At a time like this, I can’t help but think about the autistic adults who write about how they’re silenced by the community at large, and by the community of parents of children with autism. I think about how they type their complaints and post them online. I think about how they host protests and shout at the marching parents who demand a cure. I think about these autistic adults, and I have to remind myself they’re not wrong. Their needs and their complaints are real. They’re very real and they are very important.
But at a time like this, it’s hard to empathize. Here I am typing away my own complaints and posting them online. It seems, at the moment, that we’re on equal ground. Whereas, the child I shelter is at an extreme disadvantage.
Monday morning I noticed that Alex was limping. It was only a slight limp, so I assumed he wasn’t wearing his shoes properly. He’s a toe-walker—walking as if he’s wearing high-heels even when he’s barefoot or wearing tennis shoes—so he frequently scrunches his toes as deeply into the shoes as they’ll go, with the heel flapping awkwardly behind his foot. I didn’t think much of it.
That afternoon, I got a call from the school nurse. Alex was limping at school. She examined his feet and ankles for swelling, but didn’t find anything wrong. He was calm—a bit out of sorts due to a cold. He came home and continued to limp. I didn’t know what to think, but it didn’t seem to bother him much and it didn’t seem to be getting any worse. I examined his feet, his knees, and his legs for an explanation. I saw nothing worth noting.
Tuesday morning he was still limping. I checked his feet, his legs and his knees again. Nothing. I sent him to school, and he was still limping. They also noticed some mysterious signs—lack of focus, apparent lack of recognition—and worried something else might be wrong. (I still think he’s just feeling a bit off from his cold, because his mood seems fine at home. He’s a bit cranky, but we’ve seen no signs of mysterious blinking or unfocused eyes. But his limping was definitely worse.) So, I took him home, took off his shoes and socks, and examined his feet. One side seemed just a slight bit swollen, but only in comparison to the other foot. His feet are so thin, so bony, and so muscular that a little bit of swelling fleshed out his one foot so it almost looked normal. It was only in comparison that the swelling seems unnatural.
Then, I looked all over the foot that was swollen. On the bottom inner sole of his foot, in a place that’s difficult to see because of the way the shape of his foot has been distorted by his toe-walking, there is a rather large, purplish bruise. I can’t help but feel guilty, since it seems unlikely that the bruise just appeared. We must have missed it.

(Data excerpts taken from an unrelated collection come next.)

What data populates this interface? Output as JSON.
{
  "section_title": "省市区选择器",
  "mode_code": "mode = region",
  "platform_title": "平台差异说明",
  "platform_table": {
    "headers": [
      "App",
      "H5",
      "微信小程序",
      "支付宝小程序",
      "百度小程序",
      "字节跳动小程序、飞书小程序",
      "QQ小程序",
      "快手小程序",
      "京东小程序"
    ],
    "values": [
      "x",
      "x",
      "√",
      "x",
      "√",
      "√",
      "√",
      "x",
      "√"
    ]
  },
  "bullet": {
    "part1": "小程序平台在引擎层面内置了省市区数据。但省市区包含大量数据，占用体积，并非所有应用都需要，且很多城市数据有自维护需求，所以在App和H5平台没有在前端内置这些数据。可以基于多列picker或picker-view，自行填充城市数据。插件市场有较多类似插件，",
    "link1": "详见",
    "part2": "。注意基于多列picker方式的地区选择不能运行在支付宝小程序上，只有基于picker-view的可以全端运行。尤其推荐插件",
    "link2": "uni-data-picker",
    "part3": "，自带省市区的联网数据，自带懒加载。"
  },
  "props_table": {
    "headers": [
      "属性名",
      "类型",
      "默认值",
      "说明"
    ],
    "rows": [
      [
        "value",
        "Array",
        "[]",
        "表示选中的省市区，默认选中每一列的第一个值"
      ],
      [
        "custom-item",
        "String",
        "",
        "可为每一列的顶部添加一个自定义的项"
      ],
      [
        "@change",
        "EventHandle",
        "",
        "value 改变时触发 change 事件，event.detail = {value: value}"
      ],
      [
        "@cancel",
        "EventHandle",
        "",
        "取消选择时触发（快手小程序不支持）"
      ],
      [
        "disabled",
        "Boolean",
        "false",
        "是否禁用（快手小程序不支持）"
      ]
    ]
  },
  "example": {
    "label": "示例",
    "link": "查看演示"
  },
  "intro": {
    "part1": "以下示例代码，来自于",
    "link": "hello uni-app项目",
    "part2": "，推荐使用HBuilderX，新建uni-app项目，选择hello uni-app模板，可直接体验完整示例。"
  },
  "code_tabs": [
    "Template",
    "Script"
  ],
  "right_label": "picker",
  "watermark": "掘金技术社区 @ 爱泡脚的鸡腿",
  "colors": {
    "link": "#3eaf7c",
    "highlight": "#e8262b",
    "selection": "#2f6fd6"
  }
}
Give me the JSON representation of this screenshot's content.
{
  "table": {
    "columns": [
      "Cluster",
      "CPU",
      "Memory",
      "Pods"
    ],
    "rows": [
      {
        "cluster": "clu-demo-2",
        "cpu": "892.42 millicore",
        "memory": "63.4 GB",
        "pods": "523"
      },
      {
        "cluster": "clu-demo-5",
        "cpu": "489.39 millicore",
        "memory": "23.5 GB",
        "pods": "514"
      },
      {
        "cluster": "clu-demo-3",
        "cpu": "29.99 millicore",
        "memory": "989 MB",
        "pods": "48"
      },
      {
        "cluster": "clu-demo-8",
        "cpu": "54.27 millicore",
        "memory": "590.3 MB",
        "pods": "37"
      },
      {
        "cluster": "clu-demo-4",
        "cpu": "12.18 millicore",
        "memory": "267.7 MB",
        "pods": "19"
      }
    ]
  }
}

The place was tender, of course, and is almost certainly the cause of the limping. Still, despite the limp, it’s not slowing Alex down much. He still jumps, walks and plays around. He still resists icing it or any other form of treatment available to us.
I can’t help but think about the ways Willy or even Ben ensures they communicate their discomforts, pains and injuries. I can’t help but think of all those who are “silenced” and yet are able to articulate their hurts. I can’t help but sympathize with the parents who, when confronted with minor mysteries regarding their nonverbal children, gravitate towards the terrible “what ifs,” because I do, too. What if Alex was troubled by something serious, even deadly? How would Alex communicate it? Would we notice the signs in time?
I don’t support the ways that these parents lash out. From angry words to ridiculous claims, they devalue and dehumanize others. I can’t support that. But I can understand the fear that drives them. I share in their frustration, their fear, and their desire to “unlock” their child.
Autism didn’t steal Alex. He’s not trapped behind a wall of autism. I will never support metaphors like this to describe Alex’s experience of the world. I cherish the ways he communicates who he is to those who are willing to listen. I grieve that so many aren’t willing to listen. But how I wish, oh how I wish, that Alex could say, “Mommy, my foot hurts. No, it’s this one, down here. See!”
Giving room for adult autists to speak and to write is worth fighting for. But those words, those revealing words that Alex just can’t say…they’re worth fighting for, too.